Hinsichtlich des Zeitraumes vom 01.01.2007 bis 11.09.2008 steht dem Kläger ein Anspruch auf Feststellung eines GdB von 50 nicht zu. Zutreffend hat vielmehr das SG den GdB für die Zeit vom 01.01.2007 bis 31.05.2008 mit 30 und für die anschließende Zeit bis 11.09.2008 mit 40 festgestellt. Zu Recht hat das SG darauf hingewiesen, dass sich für die koronare Herzkrankheit, den Herzinfarkt, die Stentimplantation und die Herzrhythmusstörungen ein GdB von 30 ab 06/2006 bzw. 40 ab 06/2008 ergibt und sich hierbei auf das gerichtliche Sachverständigengutachten des Dr. H. stützt. Wie das SG in der angefochtenen Entscheidung des weiteren ausgeführt hat, liegen weitere - den GdB erhöhende - Funktionsbeeinträchtigungen hinsichtlich des streitigen Zeitraums vom 01.01.2007 bis 11.09.2008 nicht vor. Ein gesonderter Einzel-GdB wegen der geltend gemachten psychischen Beeinträchtigungen könne unter Berücksichtigung der Feststellungen des gerichtlichen Sachverständigen Dr. H. nicht angenommen werden. Die Beeinträchtigung der Hände wirke sich nicht erhöhend auf den Gesamt-GdB aus, wobei dahinstehen könne, ob - in Übereinstimmung mit Dr. H. - von einem Einzel-GdB von 10 oder entsprechend dem Beklagtenvorbringen von keinem messbaren Einzel-GdB auszugehen sei. Eine Kostenerstattung durch den Beklagten zu 1/6 entspreche der Billigkeit. Der Senat schließt sich nach eigener Überprüfung zur Begründung seiner Entscheidung den Entscheidungsgründen des angefochtenen Gerichtsbescheides an, auf die er zur Vermeidung von Wiederholungen Bezug nimmt (§ 153 Abs. 2 SGG).

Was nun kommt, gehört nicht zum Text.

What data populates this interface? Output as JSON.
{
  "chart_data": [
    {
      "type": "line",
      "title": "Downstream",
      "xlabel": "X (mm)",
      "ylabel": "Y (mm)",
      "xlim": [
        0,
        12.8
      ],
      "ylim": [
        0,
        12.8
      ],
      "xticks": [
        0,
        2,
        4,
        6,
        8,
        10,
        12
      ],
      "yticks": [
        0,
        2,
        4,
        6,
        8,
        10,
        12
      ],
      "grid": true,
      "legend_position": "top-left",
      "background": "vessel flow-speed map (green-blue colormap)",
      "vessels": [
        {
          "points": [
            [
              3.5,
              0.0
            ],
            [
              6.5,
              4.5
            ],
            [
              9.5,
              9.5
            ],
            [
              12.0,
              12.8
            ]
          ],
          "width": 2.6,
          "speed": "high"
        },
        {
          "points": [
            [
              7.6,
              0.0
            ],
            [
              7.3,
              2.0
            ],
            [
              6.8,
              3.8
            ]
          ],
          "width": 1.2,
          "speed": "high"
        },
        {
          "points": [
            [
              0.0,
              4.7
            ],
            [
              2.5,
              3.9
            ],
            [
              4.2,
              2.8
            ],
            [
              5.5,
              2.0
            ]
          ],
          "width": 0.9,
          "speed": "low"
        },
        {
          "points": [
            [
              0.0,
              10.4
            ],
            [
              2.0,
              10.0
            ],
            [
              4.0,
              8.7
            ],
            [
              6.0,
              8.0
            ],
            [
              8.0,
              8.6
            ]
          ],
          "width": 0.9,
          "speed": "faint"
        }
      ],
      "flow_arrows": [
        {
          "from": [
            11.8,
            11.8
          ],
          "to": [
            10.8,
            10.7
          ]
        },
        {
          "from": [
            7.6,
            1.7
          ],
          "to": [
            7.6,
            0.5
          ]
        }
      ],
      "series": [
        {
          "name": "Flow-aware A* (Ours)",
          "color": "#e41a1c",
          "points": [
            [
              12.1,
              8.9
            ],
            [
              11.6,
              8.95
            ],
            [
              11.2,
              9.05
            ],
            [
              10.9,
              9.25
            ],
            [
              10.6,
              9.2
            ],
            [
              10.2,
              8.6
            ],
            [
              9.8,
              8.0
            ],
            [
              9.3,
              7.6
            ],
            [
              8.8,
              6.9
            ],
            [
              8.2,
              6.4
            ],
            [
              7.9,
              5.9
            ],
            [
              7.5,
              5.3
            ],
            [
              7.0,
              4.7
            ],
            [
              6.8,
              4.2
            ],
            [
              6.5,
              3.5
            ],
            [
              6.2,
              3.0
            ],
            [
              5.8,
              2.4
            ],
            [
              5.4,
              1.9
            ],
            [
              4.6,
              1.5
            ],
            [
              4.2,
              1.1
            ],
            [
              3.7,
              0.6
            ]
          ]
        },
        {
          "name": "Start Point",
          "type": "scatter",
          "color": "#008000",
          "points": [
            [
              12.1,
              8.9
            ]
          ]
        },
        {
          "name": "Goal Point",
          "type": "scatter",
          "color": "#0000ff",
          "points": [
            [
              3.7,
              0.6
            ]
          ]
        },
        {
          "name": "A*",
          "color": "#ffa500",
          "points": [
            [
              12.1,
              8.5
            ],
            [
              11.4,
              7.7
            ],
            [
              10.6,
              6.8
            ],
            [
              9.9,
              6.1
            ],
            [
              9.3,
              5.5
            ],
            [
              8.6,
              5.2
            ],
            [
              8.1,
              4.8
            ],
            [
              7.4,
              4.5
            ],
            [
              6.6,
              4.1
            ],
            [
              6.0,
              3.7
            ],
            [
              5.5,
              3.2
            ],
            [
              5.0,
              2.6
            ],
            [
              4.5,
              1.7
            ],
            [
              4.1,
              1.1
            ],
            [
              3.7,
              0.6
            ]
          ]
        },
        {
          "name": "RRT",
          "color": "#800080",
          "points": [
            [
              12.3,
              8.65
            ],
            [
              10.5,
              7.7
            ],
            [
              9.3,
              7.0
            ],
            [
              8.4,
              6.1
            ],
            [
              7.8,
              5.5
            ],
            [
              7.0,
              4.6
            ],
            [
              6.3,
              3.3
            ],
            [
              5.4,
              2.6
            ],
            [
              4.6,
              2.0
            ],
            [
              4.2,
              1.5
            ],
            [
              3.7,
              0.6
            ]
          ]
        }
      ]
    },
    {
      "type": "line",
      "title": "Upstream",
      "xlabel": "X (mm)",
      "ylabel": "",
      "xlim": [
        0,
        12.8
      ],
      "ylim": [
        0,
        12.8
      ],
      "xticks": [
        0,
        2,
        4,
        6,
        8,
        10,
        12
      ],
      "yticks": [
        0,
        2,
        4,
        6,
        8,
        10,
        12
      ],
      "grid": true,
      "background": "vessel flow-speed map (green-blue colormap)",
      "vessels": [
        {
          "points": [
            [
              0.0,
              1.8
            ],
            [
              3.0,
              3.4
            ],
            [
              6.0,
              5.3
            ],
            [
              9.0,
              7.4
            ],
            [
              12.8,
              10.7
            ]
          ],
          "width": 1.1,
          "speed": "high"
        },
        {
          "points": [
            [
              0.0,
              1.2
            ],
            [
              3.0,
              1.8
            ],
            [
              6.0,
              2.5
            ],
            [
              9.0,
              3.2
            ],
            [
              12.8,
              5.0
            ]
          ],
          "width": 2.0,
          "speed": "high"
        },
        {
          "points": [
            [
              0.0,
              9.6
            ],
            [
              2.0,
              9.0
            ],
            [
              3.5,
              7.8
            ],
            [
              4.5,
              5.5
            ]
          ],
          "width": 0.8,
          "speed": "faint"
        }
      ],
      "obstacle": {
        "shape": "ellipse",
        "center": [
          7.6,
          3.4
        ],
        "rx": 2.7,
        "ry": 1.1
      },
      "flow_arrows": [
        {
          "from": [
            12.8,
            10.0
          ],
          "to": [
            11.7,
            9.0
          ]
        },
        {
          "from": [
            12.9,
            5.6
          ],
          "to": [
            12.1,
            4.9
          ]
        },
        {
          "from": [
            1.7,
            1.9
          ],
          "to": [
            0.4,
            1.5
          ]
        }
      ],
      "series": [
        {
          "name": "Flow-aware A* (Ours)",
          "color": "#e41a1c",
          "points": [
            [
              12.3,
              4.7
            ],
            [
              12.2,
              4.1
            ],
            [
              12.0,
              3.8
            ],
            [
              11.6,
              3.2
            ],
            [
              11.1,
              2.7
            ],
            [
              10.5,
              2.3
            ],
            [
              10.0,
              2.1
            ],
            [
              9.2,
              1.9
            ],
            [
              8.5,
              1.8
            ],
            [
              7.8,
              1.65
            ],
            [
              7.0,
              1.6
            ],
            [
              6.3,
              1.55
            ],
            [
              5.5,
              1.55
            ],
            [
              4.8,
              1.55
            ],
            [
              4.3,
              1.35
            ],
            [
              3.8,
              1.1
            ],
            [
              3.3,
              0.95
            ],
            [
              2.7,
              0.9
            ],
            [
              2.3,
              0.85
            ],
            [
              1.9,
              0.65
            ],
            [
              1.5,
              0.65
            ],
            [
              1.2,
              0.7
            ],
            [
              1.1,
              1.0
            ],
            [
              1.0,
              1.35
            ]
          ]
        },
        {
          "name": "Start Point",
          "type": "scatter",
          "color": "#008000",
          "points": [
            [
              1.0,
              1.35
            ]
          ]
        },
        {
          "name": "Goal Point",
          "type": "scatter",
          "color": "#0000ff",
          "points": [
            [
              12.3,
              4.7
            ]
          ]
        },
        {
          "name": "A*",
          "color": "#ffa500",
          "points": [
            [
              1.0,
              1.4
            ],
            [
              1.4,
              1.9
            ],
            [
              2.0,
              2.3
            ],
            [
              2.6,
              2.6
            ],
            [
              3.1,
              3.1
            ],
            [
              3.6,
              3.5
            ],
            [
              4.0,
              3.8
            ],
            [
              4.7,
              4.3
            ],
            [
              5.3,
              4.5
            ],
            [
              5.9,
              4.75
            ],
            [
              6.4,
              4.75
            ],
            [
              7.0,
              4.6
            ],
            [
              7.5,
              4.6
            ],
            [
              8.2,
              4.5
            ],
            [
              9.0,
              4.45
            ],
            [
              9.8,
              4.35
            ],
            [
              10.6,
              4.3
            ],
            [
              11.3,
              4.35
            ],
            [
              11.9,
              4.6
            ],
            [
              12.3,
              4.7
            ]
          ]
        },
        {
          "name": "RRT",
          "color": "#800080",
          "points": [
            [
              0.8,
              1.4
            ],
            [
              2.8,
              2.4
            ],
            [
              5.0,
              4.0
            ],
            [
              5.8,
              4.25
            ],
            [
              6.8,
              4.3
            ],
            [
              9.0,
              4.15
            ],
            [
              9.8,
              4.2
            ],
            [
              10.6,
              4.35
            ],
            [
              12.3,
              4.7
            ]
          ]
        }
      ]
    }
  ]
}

Ergänzend und im Hinblick auf das Berufungsvorbringen ist auszuführen:

Soweit der Bevollmächtigte des Klägers geltend gemacht hat, der gerichtliche Sachverständige Dr. H. habe eine Bewertung der Herzinsuffizienz mit einem GdB von 30 als angemessen angesehen und zusätzlich das Vorhofflimmern und die Herzrhythmusstörungen mit einem GdB von 20 bewertet, bei der Bildung des Gesamt-GdB’s aber die Vorgabe der AHP für ein gegenseitig sich verschlimmernde Behinderung nicht berücksichtigt, vermag sich der Senat dem nicht anzuschließen. Zu berücksichtigen ist vielmehr, dass die koronare Herzerkrankung mit mäßiggradiger Beeinträchtigung der körperlichen Belastbarkeit bei Vorhofflimmern und die therapiebedingt herabgesetzte Blutgerinnung zwar verschiedene Funktionsbeeinträchtigungen darstellen, die aber allein die Herzerkrankung betreffen, sodass für die Herzerkrankung auch nur ein Teil-GdB anzunehmen ist.

Hinsichtlich der Bildung des Gesamt-GdB ist nach den Anhaltspunkten für die ärztliche Gutachtertätigkeit im sozialen Entschädigungsrecht und nach dem Schwerbehindertenrecht (AHP), die hier noch für den streitigen Zeitraum maßgeblich sind, zu berücksichtigen, dass bei der Ermittlung des Gesamt-GdB durch alle Funktionsbeeinträchtigungen die einzelnen Werte nicht addiert werden dürfen (vgl. Rdnr. 19 Abs. 1 der AHP). Den Einwand des Bevollmächtigten des Klägers, der gerichtliche Sachverständige habe bei der Bildung des Gesamt-GdB die Vorgabe der AHP nicht berücksichtigt, vermag der Senat daher nicht zu teilen.

Nach alledem konnte die Berufung des Klägers keinen Erfolg haben und sie war mit der Kostenentscheidung aus § 193 SGG zurückzuweisen.

Anlass, die Revision zuzulassen, besteht nicht.